Thursday, December 3, 2009

GAGA AND THE CONTAGIOUS

Jordan Carter

“The healthy human being turned pathogen” is branded. Indeed, this transition—the heart of Wald’s discourse in Contagious—leaves a mark. While the ‘contagion’ may be global, the response is national, and on the micro-scale, individual carriers wear the scarlet letter of the stigmatized pathogen. Indeed, the disease and its spawn are not popular; they catalyze a response grounded in negativity and difference, identity formation and destruction. They healthy, or non-diseased, fear and isolate themselves from the ‘primitive’ source: signs that connote decay, poverty, and ailment are avoided like walking taboo. The diseased become the ‘Other’ irrespective of national borders.

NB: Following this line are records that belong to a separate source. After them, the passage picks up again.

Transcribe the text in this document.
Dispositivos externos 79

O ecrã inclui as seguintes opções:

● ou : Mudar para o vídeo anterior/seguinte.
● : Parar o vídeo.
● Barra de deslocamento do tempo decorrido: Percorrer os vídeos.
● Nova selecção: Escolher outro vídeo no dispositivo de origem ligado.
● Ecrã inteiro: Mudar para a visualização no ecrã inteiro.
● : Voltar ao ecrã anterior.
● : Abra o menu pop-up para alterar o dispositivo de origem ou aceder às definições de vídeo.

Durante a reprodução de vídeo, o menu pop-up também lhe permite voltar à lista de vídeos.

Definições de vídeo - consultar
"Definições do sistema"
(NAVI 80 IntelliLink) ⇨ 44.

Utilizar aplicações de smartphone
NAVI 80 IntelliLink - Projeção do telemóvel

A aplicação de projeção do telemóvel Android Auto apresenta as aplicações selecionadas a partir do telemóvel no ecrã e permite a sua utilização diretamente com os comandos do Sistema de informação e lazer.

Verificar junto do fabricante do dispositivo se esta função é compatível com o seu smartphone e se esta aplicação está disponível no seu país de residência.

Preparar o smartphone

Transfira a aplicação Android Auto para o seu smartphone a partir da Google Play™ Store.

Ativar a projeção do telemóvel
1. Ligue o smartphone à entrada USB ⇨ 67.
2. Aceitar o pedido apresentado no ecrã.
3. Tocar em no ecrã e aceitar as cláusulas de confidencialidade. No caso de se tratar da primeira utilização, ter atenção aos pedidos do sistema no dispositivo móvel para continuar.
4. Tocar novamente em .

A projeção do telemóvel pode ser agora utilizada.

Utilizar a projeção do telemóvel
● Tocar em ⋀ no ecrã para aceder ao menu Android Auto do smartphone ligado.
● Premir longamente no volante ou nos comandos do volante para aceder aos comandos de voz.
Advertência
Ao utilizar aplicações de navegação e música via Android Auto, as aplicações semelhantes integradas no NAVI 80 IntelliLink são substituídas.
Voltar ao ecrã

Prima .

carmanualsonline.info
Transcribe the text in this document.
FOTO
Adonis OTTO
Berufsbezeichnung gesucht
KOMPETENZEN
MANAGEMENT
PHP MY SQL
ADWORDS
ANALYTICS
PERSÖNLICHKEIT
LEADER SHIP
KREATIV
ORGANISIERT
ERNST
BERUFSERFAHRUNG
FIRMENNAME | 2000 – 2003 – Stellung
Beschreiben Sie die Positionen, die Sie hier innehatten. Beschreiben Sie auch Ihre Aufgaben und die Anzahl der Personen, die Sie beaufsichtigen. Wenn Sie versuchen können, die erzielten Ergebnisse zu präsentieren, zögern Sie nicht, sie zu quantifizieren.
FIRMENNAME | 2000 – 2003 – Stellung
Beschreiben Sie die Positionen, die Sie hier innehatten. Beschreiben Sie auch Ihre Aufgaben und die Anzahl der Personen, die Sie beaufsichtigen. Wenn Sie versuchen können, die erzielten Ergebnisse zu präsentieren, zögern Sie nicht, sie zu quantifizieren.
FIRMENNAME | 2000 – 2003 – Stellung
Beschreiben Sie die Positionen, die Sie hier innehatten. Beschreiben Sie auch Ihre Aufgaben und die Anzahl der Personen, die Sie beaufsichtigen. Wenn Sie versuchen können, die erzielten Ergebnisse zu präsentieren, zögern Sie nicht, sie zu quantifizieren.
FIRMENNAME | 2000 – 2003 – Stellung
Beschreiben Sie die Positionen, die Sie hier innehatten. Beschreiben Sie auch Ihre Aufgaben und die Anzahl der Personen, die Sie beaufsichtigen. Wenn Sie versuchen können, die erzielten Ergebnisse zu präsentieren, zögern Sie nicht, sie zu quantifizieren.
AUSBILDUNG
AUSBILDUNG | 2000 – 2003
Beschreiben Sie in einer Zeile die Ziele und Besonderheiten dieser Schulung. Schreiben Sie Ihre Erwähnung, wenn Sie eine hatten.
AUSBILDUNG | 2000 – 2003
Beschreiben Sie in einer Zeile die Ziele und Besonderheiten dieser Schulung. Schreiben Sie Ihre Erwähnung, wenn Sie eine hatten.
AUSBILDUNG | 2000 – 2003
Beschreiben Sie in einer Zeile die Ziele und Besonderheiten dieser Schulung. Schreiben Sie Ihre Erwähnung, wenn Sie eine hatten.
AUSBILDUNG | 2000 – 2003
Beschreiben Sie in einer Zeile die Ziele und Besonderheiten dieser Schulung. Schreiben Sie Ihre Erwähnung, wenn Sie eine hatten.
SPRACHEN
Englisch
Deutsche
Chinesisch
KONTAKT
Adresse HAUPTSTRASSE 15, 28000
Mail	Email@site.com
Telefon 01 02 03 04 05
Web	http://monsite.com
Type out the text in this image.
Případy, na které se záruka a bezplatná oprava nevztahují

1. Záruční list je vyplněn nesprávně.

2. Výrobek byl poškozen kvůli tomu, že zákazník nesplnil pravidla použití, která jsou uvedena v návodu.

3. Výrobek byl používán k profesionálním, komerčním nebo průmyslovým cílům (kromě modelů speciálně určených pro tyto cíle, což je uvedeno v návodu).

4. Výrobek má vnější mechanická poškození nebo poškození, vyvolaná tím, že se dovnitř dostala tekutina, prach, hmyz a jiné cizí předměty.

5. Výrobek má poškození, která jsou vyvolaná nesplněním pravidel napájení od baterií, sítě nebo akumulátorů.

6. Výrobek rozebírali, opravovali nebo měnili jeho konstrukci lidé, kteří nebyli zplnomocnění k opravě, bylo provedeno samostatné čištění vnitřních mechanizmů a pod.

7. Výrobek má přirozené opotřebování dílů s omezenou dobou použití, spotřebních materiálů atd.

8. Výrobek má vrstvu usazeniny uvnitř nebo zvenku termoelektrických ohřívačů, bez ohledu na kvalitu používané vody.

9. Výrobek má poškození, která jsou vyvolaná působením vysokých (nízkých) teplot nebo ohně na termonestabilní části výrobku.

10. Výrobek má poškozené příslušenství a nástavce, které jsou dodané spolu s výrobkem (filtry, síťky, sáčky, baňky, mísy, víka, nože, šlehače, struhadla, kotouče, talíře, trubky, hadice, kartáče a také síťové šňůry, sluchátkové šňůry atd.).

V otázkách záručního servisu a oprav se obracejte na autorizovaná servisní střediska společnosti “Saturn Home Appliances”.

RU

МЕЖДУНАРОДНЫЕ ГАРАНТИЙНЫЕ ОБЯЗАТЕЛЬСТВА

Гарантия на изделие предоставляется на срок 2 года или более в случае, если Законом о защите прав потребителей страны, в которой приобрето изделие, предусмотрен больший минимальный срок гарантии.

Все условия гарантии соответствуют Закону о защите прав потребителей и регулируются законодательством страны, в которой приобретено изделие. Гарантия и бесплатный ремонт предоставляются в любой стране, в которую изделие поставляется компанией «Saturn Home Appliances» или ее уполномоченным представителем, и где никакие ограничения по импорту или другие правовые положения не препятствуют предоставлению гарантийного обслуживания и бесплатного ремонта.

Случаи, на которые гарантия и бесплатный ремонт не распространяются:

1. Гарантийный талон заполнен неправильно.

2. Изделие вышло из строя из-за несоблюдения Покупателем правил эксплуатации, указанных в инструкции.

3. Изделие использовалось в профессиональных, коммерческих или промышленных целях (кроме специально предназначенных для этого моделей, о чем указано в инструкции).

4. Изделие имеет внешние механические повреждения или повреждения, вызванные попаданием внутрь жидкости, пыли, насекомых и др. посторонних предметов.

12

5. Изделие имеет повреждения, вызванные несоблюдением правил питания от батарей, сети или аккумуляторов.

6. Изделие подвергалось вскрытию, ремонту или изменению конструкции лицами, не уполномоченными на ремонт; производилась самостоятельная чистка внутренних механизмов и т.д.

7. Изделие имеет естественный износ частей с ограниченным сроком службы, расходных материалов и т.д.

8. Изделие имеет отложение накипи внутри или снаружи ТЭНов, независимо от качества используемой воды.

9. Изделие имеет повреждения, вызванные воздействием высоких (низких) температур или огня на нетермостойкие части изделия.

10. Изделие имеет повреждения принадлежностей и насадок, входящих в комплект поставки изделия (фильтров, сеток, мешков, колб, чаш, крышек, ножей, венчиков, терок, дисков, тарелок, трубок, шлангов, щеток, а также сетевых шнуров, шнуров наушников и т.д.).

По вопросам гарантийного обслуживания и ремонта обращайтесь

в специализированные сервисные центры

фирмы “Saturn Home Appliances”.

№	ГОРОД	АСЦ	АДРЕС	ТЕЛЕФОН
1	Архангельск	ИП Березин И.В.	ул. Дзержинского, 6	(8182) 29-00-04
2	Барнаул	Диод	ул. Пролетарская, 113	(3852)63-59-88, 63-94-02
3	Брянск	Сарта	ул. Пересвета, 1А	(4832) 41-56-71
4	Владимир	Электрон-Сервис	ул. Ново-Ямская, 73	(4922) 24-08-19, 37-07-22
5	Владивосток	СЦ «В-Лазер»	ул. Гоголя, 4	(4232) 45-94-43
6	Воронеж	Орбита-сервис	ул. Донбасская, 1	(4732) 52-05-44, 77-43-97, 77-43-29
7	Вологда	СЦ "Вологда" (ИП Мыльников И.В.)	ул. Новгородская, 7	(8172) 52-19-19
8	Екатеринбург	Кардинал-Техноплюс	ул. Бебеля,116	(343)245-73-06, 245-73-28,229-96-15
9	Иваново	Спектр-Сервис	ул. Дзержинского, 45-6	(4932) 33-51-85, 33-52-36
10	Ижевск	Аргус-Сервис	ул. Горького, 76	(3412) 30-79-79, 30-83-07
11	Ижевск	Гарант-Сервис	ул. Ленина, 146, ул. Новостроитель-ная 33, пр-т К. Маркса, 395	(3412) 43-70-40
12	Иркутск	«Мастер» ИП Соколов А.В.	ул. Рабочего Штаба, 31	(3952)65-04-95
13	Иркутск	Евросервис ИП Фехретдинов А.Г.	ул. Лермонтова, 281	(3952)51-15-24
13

But in this cosmopolitan postmodern playground of appropriation and pastiche described by Fredric Jameson, is the concept of ‘disease’ purely stigma, or has the subject’s surface-oriented behavior commercialized the rapport between the healthy and the infected? Is there now room for some sort of commoditization of disease? An integration of the contagious into pop culture? Are people just as excited by the prospect of disease as they are horrified? Lady Gaga’s latest music video, “Bad Romance,” suggests there is no separating the ‘sexy’ from the ‘stigmatized’—everything is surface and everything is consumable. In the ‘material’ world, the ugly is the beautiful, and the disease carries the potential to be the cure. As Gaga’s first verse announces: “I want your ugly, I want your diseased, I want your everything, as long as it’s free.” Regardless of whether you’re disease ridden or the spitting image of healthy, the universal commonality of consumption remains. The stigmatized may be deemed ‘unnatural,’ but as Jameson notes, “Nature has been eclipsed” by the image and the commodity. Consumption is culture, and culture is the new nature.